Maria ha 22 anni e si è appena lasciata alle spalle una vicenda dolorosa e difficile. Due anni fa, giovanissima, arriva in Italia per questioni di salute: deve fare delle cure, ha una leucemia, nella sua terra - il Sud America - non ci sono le eccellenze che può trovare a Torino. Poco dopo essere arrivata conosce un ragazzo, un coetaneo, pakistano. Lui la corteggia, lei si innamora. Una relazione che dura qualche mese, e Maria rimane incinta. In quelle settimane la giovane si accorge che l’uomo fa uso di stupefacenti. Lo lascia. Lui non ha nessuna intenzione di riconoscere il bambino. Ma non solo. I suoi atteggiamenti nei confronti della ragazza si fanno pesanti. Comincia a chiamarla, insistentemente, a chiederle soldi, a mandarle migliaia di messaggi al giorno. Vuole il bambino che non ha riconosciuto e lo vuole per ottenere la cittadinanza italiana. Maria non cede. Lui le manda immagini dove si taglia i polsi, la minaccia «non mi interessa se vado in galera, io ti uccido». Maria lo denuncia: ma questo non basta a placare l’ira dell’uomo. Lui comincia a seguirla. E lei a cambiare casa. Maria ha traslocato più volte, per sfuggire a quell’uomo e mettersi al sicuro, lei e il suo bambino. Puntualmente, però, il pakistano riusciva a trovarla e tutto ricominciava da capo. In un pomeriggio di primavera la ragazza va a passeggiare in una via popolare di Torino Nord. Lui l’ha seguita. L’aggredisce e cerca di portarle via il bambino e il cellulare. Maria riesce a sfuggirgli.
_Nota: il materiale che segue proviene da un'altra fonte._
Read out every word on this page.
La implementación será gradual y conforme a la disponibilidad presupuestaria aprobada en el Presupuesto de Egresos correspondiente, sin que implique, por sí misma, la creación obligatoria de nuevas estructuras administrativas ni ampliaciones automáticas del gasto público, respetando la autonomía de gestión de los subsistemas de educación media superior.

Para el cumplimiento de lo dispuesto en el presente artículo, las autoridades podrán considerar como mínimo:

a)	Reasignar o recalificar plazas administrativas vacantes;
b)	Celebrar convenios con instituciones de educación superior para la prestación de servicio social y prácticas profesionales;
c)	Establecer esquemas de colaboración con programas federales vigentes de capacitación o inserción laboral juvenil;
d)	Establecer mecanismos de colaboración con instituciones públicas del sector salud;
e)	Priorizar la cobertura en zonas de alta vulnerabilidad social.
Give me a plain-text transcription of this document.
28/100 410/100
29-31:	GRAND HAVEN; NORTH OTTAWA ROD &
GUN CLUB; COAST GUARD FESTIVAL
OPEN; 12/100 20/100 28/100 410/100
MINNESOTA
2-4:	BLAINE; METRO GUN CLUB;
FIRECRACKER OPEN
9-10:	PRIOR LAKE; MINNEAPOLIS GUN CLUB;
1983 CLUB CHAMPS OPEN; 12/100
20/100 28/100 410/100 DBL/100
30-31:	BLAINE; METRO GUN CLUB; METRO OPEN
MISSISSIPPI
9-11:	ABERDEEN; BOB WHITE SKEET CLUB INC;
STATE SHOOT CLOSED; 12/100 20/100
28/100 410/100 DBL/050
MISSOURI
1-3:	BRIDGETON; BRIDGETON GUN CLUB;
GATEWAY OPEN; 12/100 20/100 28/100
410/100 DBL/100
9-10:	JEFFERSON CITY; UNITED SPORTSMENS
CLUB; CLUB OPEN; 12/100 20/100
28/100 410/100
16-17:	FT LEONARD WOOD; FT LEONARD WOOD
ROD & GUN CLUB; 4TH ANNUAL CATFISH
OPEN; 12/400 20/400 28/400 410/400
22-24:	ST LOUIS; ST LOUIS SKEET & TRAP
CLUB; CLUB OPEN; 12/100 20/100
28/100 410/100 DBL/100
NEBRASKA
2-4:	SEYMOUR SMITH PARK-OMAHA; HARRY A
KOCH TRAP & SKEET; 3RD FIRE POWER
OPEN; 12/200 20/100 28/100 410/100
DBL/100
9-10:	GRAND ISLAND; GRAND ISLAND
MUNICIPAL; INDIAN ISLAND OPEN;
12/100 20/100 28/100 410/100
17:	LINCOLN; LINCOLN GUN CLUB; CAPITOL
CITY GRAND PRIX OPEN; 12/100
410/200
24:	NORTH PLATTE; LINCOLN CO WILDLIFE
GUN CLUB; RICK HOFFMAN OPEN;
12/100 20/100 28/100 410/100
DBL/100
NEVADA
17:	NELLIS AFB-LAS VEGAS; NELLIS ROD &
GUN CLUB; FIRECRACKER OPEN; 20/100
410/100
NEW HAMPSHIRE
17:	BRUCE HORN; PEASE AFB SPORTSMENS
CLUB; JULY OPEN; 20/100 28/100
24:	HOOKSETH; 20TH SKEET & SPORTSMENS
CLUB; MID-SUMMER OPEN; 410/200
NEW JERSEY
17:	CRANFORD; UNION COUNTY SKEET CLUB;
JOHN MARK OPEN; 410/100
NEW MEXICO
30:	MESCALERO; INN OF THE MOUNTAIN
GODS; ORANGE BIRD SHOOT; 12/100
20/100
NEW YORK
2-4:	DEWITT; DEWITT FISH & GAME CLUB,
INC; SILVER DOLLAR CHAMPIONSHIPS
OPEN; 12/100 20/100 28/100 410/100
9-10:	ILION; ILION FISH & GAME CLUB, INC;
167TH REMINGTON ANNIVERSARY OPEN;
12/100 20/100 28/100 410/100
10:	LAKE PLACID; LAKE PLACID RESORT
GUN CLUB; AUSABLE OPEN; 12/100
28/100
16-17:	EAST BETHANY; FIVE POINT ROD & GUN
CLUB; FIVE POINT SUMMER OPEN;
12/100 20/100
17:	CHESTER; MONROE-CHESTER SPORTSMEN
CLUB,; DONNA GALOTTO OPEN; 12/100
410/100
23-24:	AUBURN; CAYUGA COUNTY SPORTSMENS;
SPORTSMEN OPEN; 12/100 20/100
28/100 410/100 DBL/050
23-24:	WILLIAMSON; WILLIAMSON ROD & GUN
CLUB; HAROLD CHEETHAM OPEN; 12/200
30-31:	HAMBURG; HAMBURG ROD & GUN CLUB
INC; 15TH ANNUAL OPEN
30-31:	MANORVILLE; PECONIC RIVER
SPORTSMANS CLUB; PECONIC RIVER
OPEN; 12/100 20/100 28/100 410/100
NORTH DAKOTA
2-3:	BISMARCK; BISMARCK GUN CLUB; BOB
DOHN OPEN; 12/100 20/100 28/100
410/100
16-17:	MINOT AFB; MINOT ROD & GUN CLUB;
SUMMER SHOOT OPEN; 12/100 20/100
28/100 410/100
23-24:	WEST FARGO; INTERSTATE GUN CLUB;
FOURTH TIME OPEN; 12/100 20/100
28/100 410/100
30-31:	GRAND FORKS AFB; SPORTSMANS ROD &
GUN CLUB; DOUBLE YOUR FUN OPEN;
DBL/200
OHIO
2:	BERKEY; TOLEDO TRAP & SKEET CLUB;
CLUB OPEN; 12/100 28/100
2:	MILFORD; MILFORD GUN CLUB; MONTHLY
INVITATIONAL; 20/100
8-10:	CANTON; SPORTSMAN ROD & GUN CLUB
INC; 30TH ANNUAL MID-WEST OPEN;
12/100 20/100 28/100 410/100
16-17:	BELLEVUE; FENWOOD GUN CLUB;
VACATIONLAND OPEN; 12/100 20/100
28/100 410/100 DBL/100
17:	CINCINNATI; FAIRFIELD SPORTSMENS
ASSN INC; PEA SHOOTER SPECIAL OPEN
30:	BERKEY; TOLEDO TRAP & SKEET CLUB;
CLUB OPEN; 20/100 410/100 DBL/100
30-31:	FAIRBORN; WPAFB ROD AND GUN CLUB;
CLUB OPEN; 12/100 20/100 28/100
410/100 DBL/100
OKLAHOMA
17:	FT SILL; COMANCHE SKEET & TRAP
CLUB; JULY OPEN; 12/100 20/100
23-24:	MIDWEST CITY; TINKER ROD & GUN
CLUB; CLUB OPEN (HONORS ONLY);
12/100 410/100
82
«Oggi morirai» le scrive in un messaggio un giorno. La stessa sera si presenta sotto casa della donna. Lei chiama le forze dell’ordine, lui viene arrestato. Comincia l’iter giudiziario. Settimane in tribunale dove Maria, assistita dal suo avvocato Andrea Cagliero, vede anche l’uomo tornare in libertà - a patto che non le si avvicini e che se ne vada da Torino. E invece, non appena l’uomo esce dal penitenziario, si procura un nuovo telefono e ricomincia a chiamarla e minacciarla. Si aprono di nuovo le porte del Lorusso e Cutugno per il pakistano. E arriva la condanna: un anno e due mesi di reclusione, beneficiando del rito abbreviato.